Penyebabnya, karena tuntutan adanya pandemi. Serta adanya perubahan culture yang disebabkan oleh new normal.
Sehingga dalam pola kehidupan dan pola usaha juga berubah. Makanya pemerintah menetapkan program nasional transformasi digital, sebagai akselerasi perubahan tersebut.
“Sehingga bisnis media jangan hanya mengutamakan bisnis konvensional tetapi juga harus berubah, memanfaatkan teknologi digital secara maksimal,” terangnya.

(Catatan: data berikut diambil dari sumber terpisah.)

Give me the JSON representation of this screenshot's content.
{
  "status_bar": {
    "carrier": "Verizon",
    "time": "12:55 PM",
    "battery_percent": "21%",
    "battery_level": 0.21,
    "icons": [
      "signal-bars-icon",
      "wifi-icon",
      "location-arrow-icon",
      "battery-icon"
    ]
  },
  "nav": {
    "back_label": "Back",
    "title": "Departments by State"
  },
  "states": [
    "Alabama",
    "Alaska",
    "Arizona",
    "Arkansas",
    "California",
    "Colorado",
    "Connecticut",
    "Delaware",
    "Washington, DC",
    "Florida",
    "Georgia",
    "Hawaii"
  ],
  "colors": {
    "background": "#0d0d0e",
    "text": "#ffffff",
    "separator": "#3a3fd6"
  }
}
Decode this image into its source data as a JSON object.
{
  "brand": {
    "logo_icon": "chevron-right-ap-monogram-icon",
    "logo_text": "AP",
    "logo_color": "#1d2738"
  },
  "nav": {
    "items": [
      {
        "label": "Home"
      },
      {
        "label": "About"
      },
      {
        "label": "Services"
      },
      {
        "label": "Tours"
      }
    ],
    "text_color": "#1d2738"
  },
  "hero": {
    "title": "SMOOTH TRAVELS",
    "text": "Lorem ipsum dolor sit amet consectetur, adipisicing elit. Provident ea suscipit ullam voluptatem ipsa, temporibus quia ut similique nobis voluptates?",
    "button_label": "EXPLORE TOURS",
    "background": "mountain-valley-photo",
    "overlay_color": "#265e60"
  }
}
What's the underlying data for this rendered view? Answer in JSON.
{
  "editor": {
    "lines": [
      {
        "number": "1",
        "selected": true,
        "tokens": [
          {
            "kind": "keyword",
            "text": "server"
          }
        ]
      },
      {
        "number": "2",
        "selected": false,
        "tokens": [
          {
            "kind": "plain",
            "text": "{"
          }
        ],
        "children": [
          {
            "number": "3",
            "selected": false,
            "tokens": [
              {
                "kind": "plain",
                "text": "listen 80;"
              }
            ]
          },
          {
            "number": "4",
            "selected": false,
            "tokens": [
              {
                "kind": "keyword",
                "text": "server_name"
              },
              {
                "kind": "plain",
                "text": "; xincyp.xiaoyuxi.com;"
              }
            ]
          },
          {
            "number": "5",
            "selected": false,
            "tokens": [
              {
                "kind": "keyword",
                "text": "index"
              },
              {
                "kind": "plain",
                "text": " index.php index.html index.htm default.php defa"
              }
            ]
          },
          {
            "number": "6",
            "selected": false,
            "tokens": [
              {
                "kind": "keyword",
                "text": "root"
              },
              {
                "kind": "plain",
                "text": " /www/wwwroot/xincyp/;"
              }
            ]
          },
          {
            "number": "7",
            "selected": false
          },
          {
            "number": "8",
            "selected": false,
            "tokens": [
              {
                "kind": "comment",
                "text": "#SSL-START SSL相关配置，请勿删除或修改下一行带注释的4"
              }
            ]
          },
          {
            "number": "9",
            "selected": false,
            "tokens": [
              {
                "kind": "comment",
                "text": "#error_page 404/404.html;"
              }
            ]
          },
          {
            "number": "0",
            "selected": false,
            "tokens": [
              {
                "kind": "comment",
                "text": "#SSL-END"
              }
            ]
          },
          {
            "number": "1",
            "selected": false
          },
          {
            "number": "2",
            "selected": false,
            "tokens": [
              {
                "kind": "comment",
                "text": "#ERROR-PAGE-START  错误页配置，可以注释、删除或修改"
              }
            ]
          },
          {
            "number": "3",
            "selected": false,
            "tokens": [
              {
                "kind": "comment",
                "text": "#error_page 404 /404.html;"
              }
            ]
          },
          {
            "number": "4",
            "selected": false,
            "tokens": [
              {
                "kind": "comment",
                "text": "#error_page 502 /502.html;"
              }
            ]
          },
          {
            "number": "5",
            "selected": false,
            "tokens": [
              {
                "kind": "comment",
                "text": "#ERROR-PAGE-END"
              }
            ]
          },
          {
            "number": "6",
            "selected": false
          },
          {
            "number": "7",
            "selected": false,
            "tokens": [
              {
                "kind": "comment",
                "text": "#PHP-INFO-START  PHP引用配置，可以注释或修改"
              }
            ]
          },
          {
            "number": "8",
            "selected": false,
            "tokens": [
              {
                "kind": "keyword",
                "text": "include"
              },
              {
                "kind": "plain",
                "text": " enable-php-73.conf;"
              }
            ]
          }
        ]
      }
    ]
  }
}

Tentang Independent Media Accelerator
Independent Media Accelerator merupakan upaya Tempo Institute bersama sejumlah lembaga, untuk mengakselerasi media media massa agar mampu bersaing di tengar era disrupsi digital saat ini.
Ada tiga hal yang ingin diakselerasikan yaitu, kualitas jurnalisme, transformasi digital, dan mencari model bisnis baru.
Kolaborator kegiatan ini adalah Independent Media Accelerator Tempo Institute, Kominfo, Google, AJI Indonesia, AMSI dan Visi Integritas.
Kegiatan yang dilakukan di antaranya serial webinar, training media dan fellowship.